Die landläufige Meinung ist, dass ein guter Disponent vor allem ein Organisationstalent sein muss, das Aufträge effizient in ein System eintippt. Doch was, wenn der entscheidende Hebel zur Produktivitätssteigerung nicht in der Technologie, sondern im Menschen selbst liegt? Was, wenn die Fähigkeit, eine Leerfahrt zu vermeiden, weniger von der Software abhängt als vom über Jahre aufgebauten Beziehungsnetz des Disponenten zu Fahrern und Kunden? Die wahre Meisterschaft in der Disposition ist ein anspruchsvolles Handwerk, das weit über die reine Auftragsabwicklung hinausgeht.

Dieser Leitfaden bricht mit der Vorstellung, dass Technologie allein die Lösung ist. Er legt den Fokus auf die menschliche Kompetenz und die strategische Denkweise, die einen exzellenten Disponenten von einem blossen Sachbearbeiter unterscheiden. Wir werden beleuchten, wie tiefgreifendes lokales Wissen, die strategische Anwendung der ARV 1, psychologische Stärke in Krisensituationen und unternehmerisches Handeln die wahren Treiber für Effizienz und Profitabilität in der Schweizer Transportlogistik sind. Es ist an der Zeit, die entscheidende Rolle des Disponenten neu zu bewerten und gezielt zu fördern.

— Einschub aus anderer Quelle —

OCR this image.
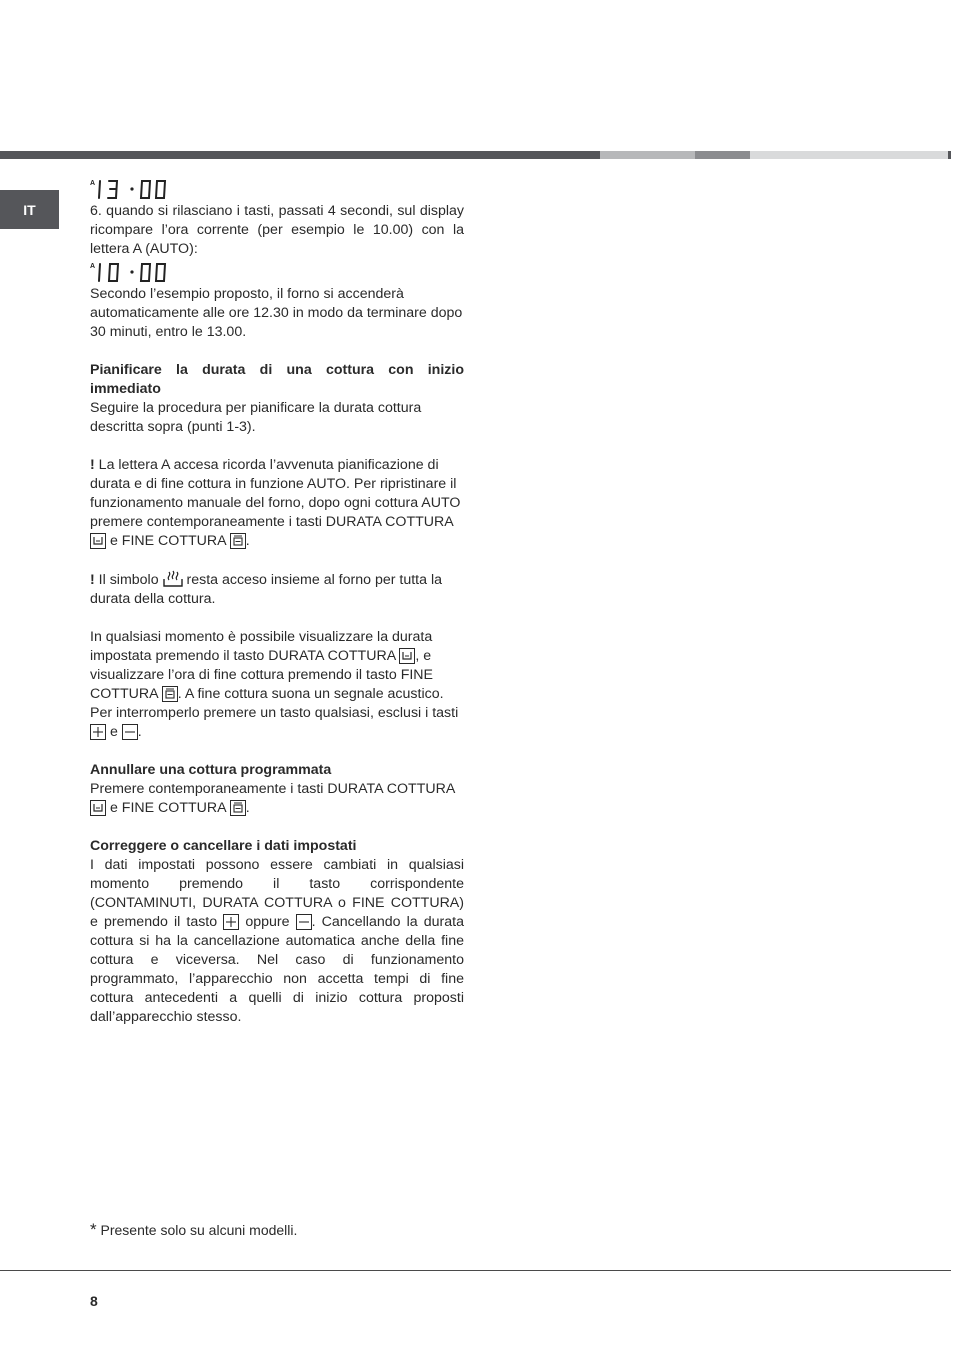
IT
A

6. quando si rilasciano i tasti, passati 4 secondi, sul display ricompare l’ora corrente (per esempio le 10.00) con la lettera A (AUTO):

A

Secondo l’esempio proposto, il forno si accenderà automaticamente alle ore 12.30 in modo da terminare dopo 30 minuti, entro le 13.00.

Pianificare la durata di una cottura con inizio immediato

Seguire la procedura per pianificare la durata cottura descritta sopra (punti 1-3).

! La lettera A accesa ricorda l’avvenuta pianificazione di durata e di fine cottura in funzione AUTO. Per ripristinare il funzionamento manuale del forno, dopo ogni cottura AUTO premere contemporaneamente i tasti DURATA COTTURA  e FINE COTTURA .

! Il simbolo  resta acceso insieme al forno per tutta la durata della cottura.

In qualsiasi momento è possibile visualizzare la durata impostata premendo il tasto DURATA COTTURA , e visualizzare l’ora di fine cottura premendo il tasto FINE COTTURA . A fine cottura suona un segnale acustico. Per interromperlo premere un tasto qualsiasi, esclusi i tasti  e .

Annullare una cottura programmata

Premere contemporaneamente i tasti DURATA COTTURA  e FINE COTTURA .

Correggere o cancellare i dati impostati

I dati impostati possono essere cambiati in qualsiasi momento premendo il tasto corrispondente (CONTAMINUTI, DURATA COTTURA o FINE COTTURA) e premendo il tasto  oppure . Cancellando la durata cottura si ha la cancellazione automatica anche della fine cottura e viceversa. Nel caso di funzionamento programmato, l’apparecchio non accetta tempi di fine cottura antecedenti a quelli di inizio cottura proposti dall’apparecchio stesso.

* Presente solo su alcuni modelli.
8
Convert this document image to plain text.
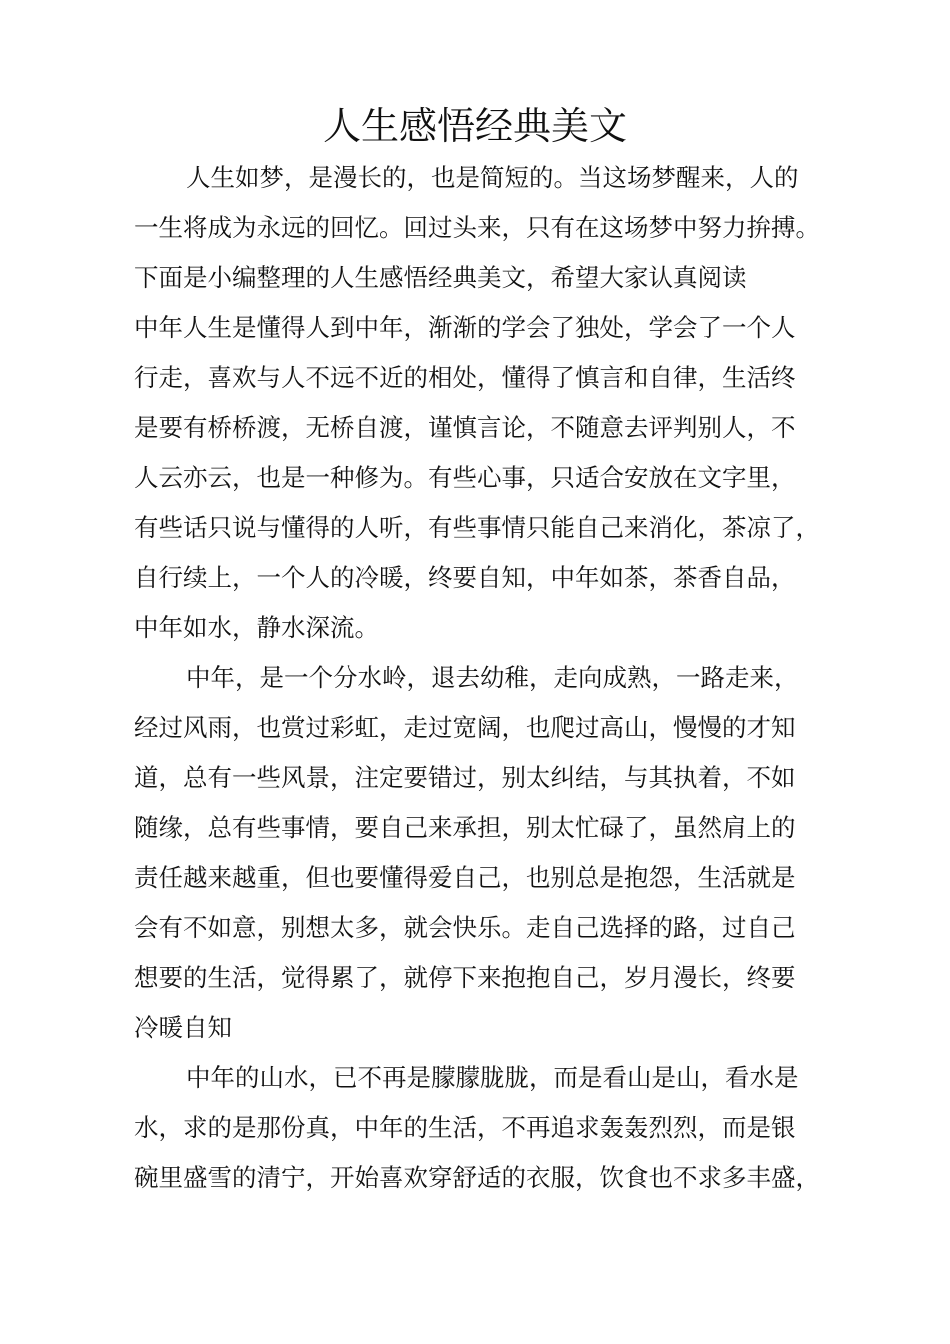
人生感悟经典美文

人生如梦，是漫长的，也是简短的。当这场梦醒来，人的

一生将成为永远的回忆。回过头来，只有在这场梦中努力拚搏。

下面是小编整理的人生感悟经典美文，希望大家认真阅读

中年人生是懂得人到中年，渐渐的学会了独处，学会了一个人

行走，喜欢与人不远不近的相处，懂得了慎言和自律，生活终

是要有桥桥渡，无桥自渡，谨慎言论，不随意去评判别人，不

人云亦云，也是一种修为。有些心事，只适合安放在文字里，

有些话只说与懂得的人听，有些事情只能自己来消化，茶凉了，

自行续上，一个人的冷暖，终要自知，中年如茶，茶香自品，

中年如水，静水深流。

中年，是一个分水岭，退去幼稚，走向成熟，一路走来，

经过风雨，也赏过彩虹，走过宽阔，也爬过高山，慢慢的才知

道，总有一些风景，注定要错过，别太纠结，与其执着，不如

随缘，总有些事情，要自己来承担，别太忙碌了，虽然肩上的

责任越来越重，但也要懂得爱自己，也别总是抱怨，生活就是

会有不如意，别想太多，就会快乐。走自己选择的路，过自己

想要的生活，觉得累了，就停下来抱抱自己，岁月漫长，终要

冷暖自知

中年的山水，已不再是朦朦胧胧，而是看山是山，看水是

水，求的是那份真，中年的生活，不再追求轰轰烈烈，而是银

碗里盛雪的清宁，开始喜欢穿舒适的衣服，饮食也不求多丰盛，
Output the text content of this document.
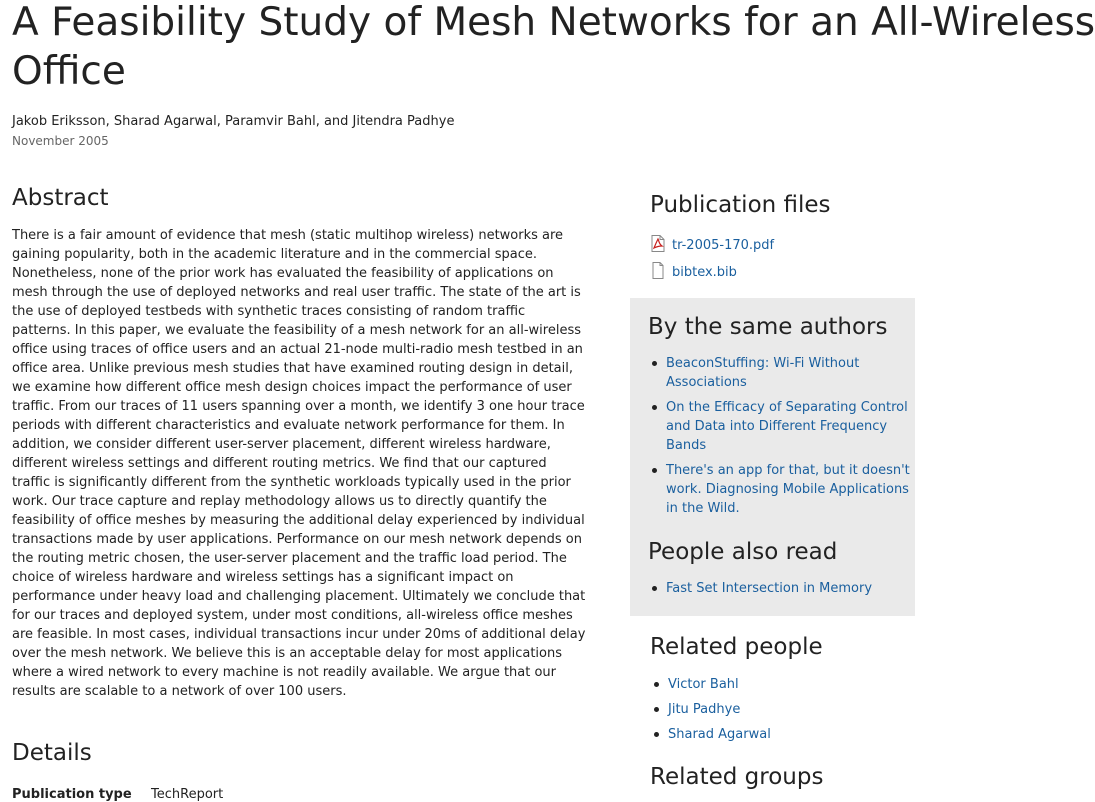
A Feasibility Study of Mesh Networks for an All-Wireless
Office
Jakob Eriksson, Sharad Agarwal, Paramvir Bahl, and Jitendra Padhye
November 2005
Abstract

There is a fair amount of evidence that mesh (static multihop wireless) networks are gaining popularity, both in the academic literature and in the commercial space. Nonetheless, none of the prior work has evaluated the feasibility of applications on mesh through the use of deployed networks and real user traffic. The state of the art is the use of deployed testbeds with synthetic traces consisting of random traffic patterns. In this paper, we evaluate the feasibility of a mesh network for an all-wireless office using traces of office users and an actual 21-node multi-radio mesh testbed in an office area. Unlike previous mesh studies that have examined routing design in detail, we examine how different office mesh design choices impact the performance of user traffic. From our traces of 11 users spanning over a month, we identify 3 one hour trace periods with different characteristics and evaluate network performance for them. In addition, we consider different user-server placement, different wireless hardware, different wireless settings and different routing metrics. We find that our captured traffic is significantly different from the synthetic workloads typically used in the prior work. Our trace capture and replay methodology allows us to directly quantify the feasibility of office meshes by measuring the additional delay experienced by individual transactions made by user applications. Performance on our mesh network depends on the routing metric chosen, the user-server placement and the traffic load period. The choice of wireless hardware and wireless settings has a significant impact on performance under heavy load and challenging placement. Ultimately we conclude that for our traces and deployed system, under most conditions, all-wireless office meshes are feasible. In most cases, individual transactions incur under 20ms of additional delay over the mesh network. We believe this is an acceptable delay for most applications where a wired network to every machine is not readily available. We argue that our results are scalable to a network of over 100 users.

Details
Publication type TechReport
Publication files
tr-2005-170.pdf
bibtex.bib
By the same authors
BeaconStuffing: Wi-Fi Without Associations
On the Efficacy of Separating Control and Data into Different Frequency Bands
There's an app for that, but it doesn't work. Diagnosing Mobile Applications in the Wild.
People also read
Fast Set Intersection in Memory
Related people
Victor Bahl
Jitu Padhye
Sharad Agarwal
Related groups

Der folgende Artikel ist als praxisorientierter Leitfaden für Führungskräfte konzipiert. Er bietet konkrete Einblicke und strategische Ansätze, um die Kompetenzen Ihrer Disponenten auf das nächste Level zu heben und so die Leistungsfähigkeit Ihrer gesamten Abteilung nachhaltig zu steigern.

Welche Fähigkeiten unterscheiden einen guten Disponenten von einem reinen Auftragsabwickler?

Ein Auftragsabwickler nimmt einen Transport an und teilt ihn einem Fahrzeug zu. Ein strategischer Disponent hingegen schafft Wert, wo vorher keiner war. Der entscheidende Unterschied liegt nicht im Organisationstalent – das ist die Grundvoraussetzung –, sondern in einer Kombination aus tiefem lokalem Wissen, unternehmerischem Denken und sozialen Fähigkeiten. Diese Kaderpersonen sind auf dem Schweizer Arbeitsmarkt besonders gefragt, da sie direkt die Profitabilität jeder einzelnen Fahrt beeinflussen. Ihre Kompetenz geht weit über die reine Bedienung einer Software hinaus.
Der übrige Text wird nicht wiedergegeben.